The Marine Conservation Society said a major problem was poorly treated sewage discharged near the province's beaches.

Northern Ireland is the only part of the UK where raw sewage from large towns is run directly into the sea.

However, the Water Service said it planned to invest 420m over the next three years to improve waste water treatment and sewerage works.

Six beaches were recommended, based on water quality and sewage tests.

The recommended beaches were Magilligan, two at Tyrella, Warrenpoint and Cranfield.

Graph showing five-year trend of NI beach water quality

These beaches met the criteria of the "highest water quality and adequate treatment of any continuous sewage discharges".

The five beaches which failed to meet the mandatory standard were: Castlerock; Carnlough; Ballygally; Ballyholme and Ballyhalbert.

The society "wouldn't advise" swimming at these beaches as infections such as gastroenteritis were "more likely".

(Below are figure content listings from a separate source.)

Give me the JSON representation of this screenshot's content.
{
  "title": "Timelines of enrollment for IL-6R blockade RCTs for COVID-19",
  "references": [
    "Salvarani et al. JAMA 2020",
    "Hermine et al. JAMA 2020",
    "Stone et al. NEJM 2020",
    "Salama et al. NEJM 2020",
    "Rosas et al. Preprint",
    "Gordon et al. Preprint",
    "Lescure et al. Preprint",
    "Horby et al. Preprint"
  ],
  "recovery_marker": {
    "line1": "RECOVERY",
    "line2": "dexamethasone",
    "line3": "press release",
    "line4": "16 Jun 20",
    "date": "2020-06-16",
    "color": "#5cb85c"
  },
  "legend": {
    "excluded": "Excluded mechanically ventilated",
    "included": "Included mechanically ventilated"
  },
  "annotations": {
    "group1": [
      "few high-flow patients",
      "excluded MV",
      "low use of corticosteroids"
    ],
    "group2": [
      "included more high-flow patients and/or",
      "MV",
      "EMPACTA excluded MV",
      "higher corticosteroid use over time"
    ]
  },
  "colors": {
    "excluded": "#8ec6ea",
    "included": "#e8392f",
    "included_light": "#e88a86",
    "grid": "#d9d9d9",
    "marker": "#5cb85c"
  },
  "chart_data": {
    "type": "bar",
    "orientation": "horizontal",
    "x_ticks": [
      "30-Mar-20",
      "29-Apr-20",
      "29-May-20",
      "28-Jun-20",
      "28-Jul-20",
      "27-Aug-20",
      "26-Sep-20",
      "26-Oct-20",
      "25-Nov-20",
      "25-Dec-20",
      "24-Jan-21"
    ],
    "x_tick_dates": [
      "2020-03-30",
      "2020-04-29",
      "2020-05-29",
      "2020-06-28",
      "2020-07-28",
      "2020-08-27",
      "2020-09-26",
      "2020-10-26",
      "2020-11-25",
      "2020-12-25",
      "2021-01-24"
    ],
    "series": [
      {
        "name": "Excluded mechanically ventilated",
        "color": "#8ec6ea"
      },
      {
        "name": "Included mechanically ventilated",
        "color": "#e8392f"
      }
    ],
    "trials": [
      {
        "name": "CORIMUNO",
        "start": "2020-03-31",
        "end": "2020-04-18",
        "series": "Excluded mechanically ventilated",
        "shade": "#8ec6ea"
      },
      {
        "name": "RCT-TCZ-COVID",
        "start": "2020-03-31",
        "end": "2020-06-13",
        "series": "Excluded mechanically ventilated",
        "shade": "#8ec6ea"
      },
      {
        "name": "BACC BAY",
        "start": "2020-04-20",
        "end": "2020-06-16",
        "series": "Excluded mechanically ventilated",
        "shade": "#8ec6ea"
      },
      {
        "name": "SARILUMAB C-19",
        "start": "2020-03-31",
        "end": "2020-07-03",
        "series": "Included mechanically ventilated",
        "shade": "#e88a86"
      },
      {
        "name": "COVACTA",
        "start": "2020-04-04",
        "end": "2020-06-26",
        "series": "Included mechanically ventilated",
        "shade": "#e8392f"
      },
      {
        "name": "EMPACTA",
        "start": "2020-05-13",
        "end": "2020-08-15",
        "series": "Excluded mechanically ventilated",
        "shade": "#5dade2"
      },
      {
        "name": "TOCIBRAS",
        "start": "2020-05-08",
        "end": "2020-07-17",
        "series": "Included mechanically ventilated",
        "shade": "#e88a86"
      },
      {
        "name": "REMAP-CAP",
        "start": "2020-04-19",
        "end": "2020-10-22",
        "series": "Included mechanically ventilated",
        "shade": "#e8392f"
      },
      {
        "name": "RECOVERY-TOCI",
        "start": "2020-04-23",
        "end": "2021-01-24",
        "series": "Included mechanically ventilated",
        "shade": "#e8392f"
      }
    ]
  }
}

Castlerock and Ballygally were recommended beaches in last year's survey.

The society said Northern Ireland could more than double its number of recommended beaches "if 12 bathing sites were not subject to poorly-treated point source sewage discharges".

Waste water treatment

Twenty-seven beaches in the province were monitored for the survey.

Overall, Northern Ireland came seventh out of nine regions in the survey with 22.2% beaches attaining the top award, down 7.4% on last year's figures.

The south west of England came top with 75% of its beaches being recommended.

The Northern Ireland Water Service said it admitted the reduction from eight to six recommended beaches was disappointing.

However, it pointed out that the Marine Conservation Society used stricter - non statutory - criteria to determine water quality and said almost 80% met EC standards last year.

It said that of the planned 420m investment to improve waste water treatment and sewerage works, 100m of that would go towards upgrading waste water treatment working in coastal areas.